The one that ends cleanly. Action items assigned, next steps clear, everyone nodding. These days, an AI-generated summary hits your inbox within about three minutes. It’s crisp, accurate, all the key points captured. Boom.
But somehow, despite all of that, nothing actually changes.
A concern surfaces in a Teams message that never came up in the room. An email lands the next morning that slightly repositions what was agreed. Someone messages you: “I’m not sure that’s actually decided yet.”
Sound familiar? I’d be surprised if it didn’t.
Here’s the thing though; we all know this happens. The question is why we keep acting like the meeting is the only moment that matters.

The meeting is not where decisions get made
I’m not trying to be flippant. Of course, some decisions get made in meetings. However, most meetings aren’t where decisions happen. They’re where decisions get announced.
Or performed.
Or deliberately left vague because naming them would force a confrontation nobody was ready for. Yup, I had at least one of those meetings yesterday too!
Think about the last big decision in your org. Where did it actually form?
In most cases, it was one of these:
In a pre-meeting that you may or may not have been invited to. This is the conversation before the conversation. Someone did the rounds. Concerns were surfaced privately. Framing was tested. By the time everyone joined the call, the outcome was already in motion.
In a conversation after the meeting, which was the real verdict on whether something actually landed. “That went well.” or “I’m not sure that resonated.” or “We should probably revisit that.” This is where alignment either consolidates or quietly falls apart.
In a follow-up email that slightly repositions what was agreed. Usually not intentionally political, just someone trying to capture nuance. But whoever writes it shapes the record. Don’t underestimate this one.
Or in a Slack thread where language gets tested before it goes anywhere official, and where the real temperature of a decision becomes visible if you’re paying attention.
So while the AI summary your team received after the meeting was useful, it can only capture what was said, not what was meant. It can’t tell you whose hesitation went unspoken, or whether the nodding heads in the room actually believed what they were agreeing to.
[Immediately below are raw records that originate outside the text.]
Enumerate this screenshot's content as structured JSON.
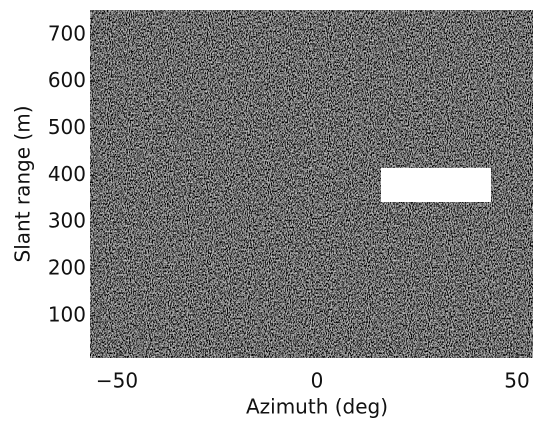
{
  "chart_data": {
    "type": "image",
    "xlabel": "Azimuth (deg)",
    "ylabel": "Slant range (m)",
    "xlim": [
      -56.75,
      54
    ],
    "ylim": [
      10,
      753
    ],
    "xticks": [
      {
        "value": -50,
        "label": "−50"
      },
      0,
      50
    ],
    "yticks": [
      100,
      200,
      300,
      400,
      500,
      600,
      700
    ],
    "regions": [
      {
        "x": [
          16,
          43.5
        ],
        "y": [
          343,
          416
        ],
        "color": "#ffffff"
      }
    ]
  }
}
Why this makes some PMs invisible and others indispensable
There are two types of PM when it comes to meetings (and honestly, I’ve been both at different points in my career 😅).
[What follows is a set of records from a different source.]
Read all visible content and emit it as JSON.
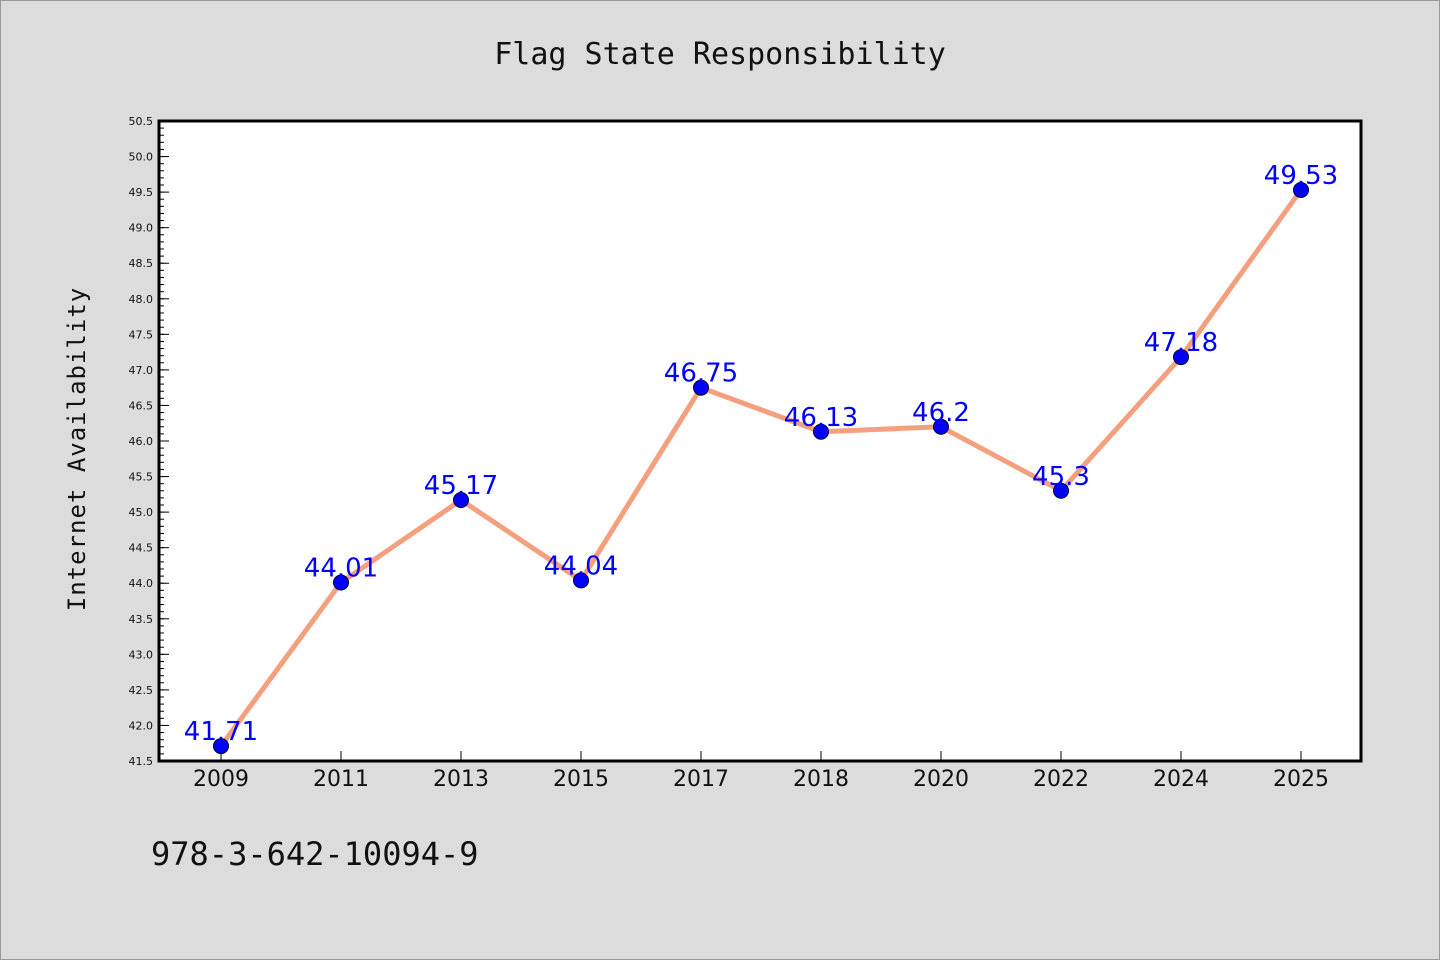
{
  "chart_data": {
    "type": "line",
    "title": "Flag State Responsibility",
    "xlabel": "",
    "ylabel": "Internet Availability",
    "categories": [
      "2009",
      "2011",
      "2013",
      "2015",
      "2017",
      "2018",
      "2020",
      "2022",
      "2024",
      "2025"
    ],
    "series": [
      {
        "values": [
          41.71,
          44.01,
          45.17,
          44.04,
          46.75,
          46.13,
          46.2,
          45.3,
          47.18,
          49.53
        ],
        "labels": [
          "41.71",
          "44.01",
          "45.17",
          "44.04",
          "46.75",
          "46.13",
          "46.2",
          "45.3",
          "47.18",
          "49.53"
        ],
        "line_color": "#f4a07e",
        "marker_color": "#0000ff"
      }
    ],
    "ylim": [
      41.5,
      50.5
    ],
    "yticks": [
      "41.5",
      "42.0",
      "42.5",
      "43.0",
      "43.5",
      "44.0",
      "44.5",
      "45.0",
      "45.5",
      "46.0",
      "46.5",
      "47.0",
      "47.5",
      "48.0",
      "48.5",
      "49.0",
      "49.5",
      "50.0",
      "50.5"
    ],
    "grid": false,
    "legend": "none"
  },
  "footer": {
    "isbn": "978-3-642-10094-9"
  },
  "colors": {
    "background": "#dcdcdc",
    "plot_area": "#ffffff",
    "label_text": "#0000ff"
  }
}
Type 1 treats the meeting as the unit of work. They prepare for it, show up, perform well and move on. Often really articulate and confident in the room. And frequently confused about why their ideas keep not sticking. This was me earlier in my career.
Type 2 understands that the meeting is just one moment in a longer social process. They’re thinking about who needs to feel heard before the room fills. Or the one that needs quiet reassurance that the decision is aligned with their goals. They’re following up with the right person afterwards. They know that the conversation in the corridor after the session is often where the real decision gets made.
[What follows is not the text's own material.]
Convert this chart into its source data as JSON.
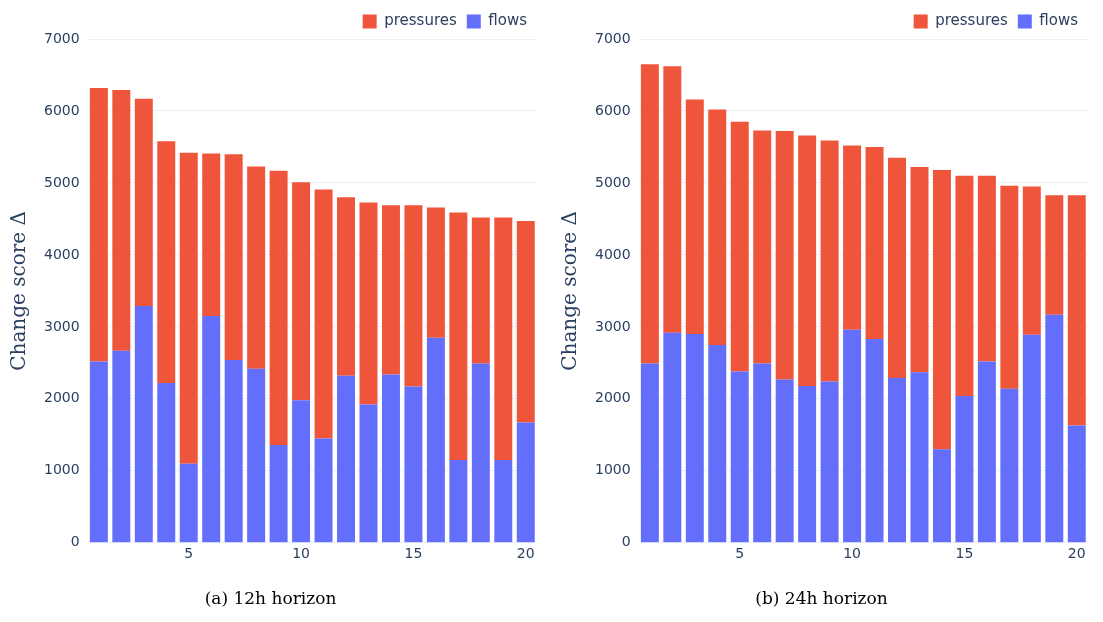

Here’s an important reframe that in my view helps you move from being a type 1 to a type 2. Type 2 isn’t ‘political’, or ‘playing the game’ but simply being cognizant of how decisions actually work.
That’s a meaningful distinction. Because a lot of the behaviour I’m describing gets labelled as “playing politics” which gives it a slightly grubby feeling. But it isn’t. It’s reading the system correctly, which is an important skill.
Three things worth changing from tomorrow
I don’t want to just leave you with the observation so here are a few practical shifts:
Prepare differently.
Before an important meeting, the question isn’t just “how do I make my case?” It’s “who in that room hasn’t been heard yet, and what would make this decision actually hold once we’re done?” Those are different questions, and the second one is usually more valuable.
Don’t mistake silence for agreement.
The people who say least in the meeting are often the ones whose buy-in matters most; and the most likely to share their actual view somewhere else, later, when it’s harder to address. If someone has been quiet, follow up.
Treat the follow-up as part of the decision.
What you say, to whom, and in what order after the meeting is where alignment either consolidates or quietly dissolves. This is not admin. This is the work.
The meeting was never really the point
The most important decisions forming in your organisation right now are probably not happening in any scheduled session.
They’re forming in the pre-meeting that happened this morning. In the quick note sent after last week’s planning session. In the follow-up someone is drafting right now.
The PMs who understand this don’t necessarily talk more or perform better in meetings. They just invest their attention differently: in the spaces around the formal moments, where the real work is still happening.